Although he was not involved in the most recent study, Gasda worked on the Biofinder in 2012 while pursuing his Ph.D. as Misra’s student at the University of Hawaii. Right now Gasda is working with Misra on a version of the Biofinder called the OrganiCam. Like the Biofinder, OrganiCam uses laser-induced fluorescence imaging to spot signs of life. But it adds a chemical analysis technique called Raman spectroscopy, which uses a laser to determine the molecular composition of the target. Also like the Biofinder, the OrganiCam is not yet spaceflight-ready. In addition to needing to be miniaturized to fit on a lander, Gasda says, both instruments also require more robust housings and microcircuitry to allow them to endure rocket launches, planetfall and the deleterious effects of cosmic radiation.

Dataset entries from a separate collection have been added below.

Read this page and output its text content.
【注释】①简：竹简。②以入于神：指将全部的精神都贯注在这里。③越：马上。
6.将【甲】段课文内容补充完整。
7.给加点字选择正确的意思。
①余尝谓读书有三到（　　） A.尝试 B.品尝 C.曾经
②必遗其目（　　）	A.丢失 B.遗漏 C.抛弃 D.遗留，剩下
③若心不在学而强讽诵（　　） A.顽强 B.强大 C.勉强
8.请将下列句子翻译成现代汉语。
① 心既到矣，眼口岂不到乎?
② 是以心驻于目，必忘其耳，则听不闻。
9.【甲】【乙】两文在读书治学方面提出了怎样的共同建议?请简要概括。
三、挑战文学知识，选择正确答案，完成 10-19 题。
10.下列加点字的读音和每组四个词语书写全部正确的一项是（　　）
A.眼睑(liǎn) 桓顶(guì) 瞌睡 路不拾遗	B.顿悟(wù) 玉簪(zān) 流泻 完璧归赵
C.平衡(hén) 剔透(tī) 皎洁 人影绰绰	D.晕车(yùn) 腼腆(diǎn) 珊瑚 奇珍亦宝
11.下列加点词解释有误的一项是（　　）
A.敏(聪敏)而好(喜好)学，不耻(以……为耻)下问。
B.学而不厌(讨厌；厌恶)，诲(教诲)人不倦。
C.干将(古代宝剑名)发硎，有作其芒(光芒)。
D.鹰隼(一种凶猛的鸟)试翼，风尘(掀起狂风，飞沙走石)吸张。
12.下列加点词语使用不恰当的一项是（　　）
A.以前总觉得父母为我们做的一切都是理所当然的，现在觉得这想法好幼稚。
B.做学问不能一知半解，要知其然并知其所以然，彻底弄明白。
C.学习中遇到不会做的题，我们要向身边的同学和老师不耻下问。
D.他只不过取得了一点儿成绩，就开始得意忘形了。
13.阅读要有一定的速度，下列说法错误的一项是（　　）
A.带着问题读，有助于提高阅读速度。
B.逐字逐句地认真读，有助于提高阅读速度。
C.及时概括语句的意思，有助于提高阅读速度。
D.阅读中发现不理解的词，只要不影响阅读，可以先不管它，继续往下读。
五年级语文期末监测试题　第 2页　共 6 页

Whereas the Biofinder may offer breakthrough applications for space exploration someday, it could be of more immediate use right here on Earth for seeking out life in extreme—and perhaps extremely delicate—environments. As an example, McKay cites caverns filled with giant gypsum crystals buried deep within a mountain range in Mexico. Exotic life-forms may comfortably exist within the crystals, he says—but the only way to check right now would be to hammer them open and look inside. “Sacrilege!” McKay says. “There’s got to be a better way.” With something like the Biofinder, researchers could instead subject such crystals to less invasive probes.

Whether on Earth, Mars or some other world entirely, McKay says, “the core idea from my point of view is being able to understand the biology of a target without chipping or drilling or sampling.”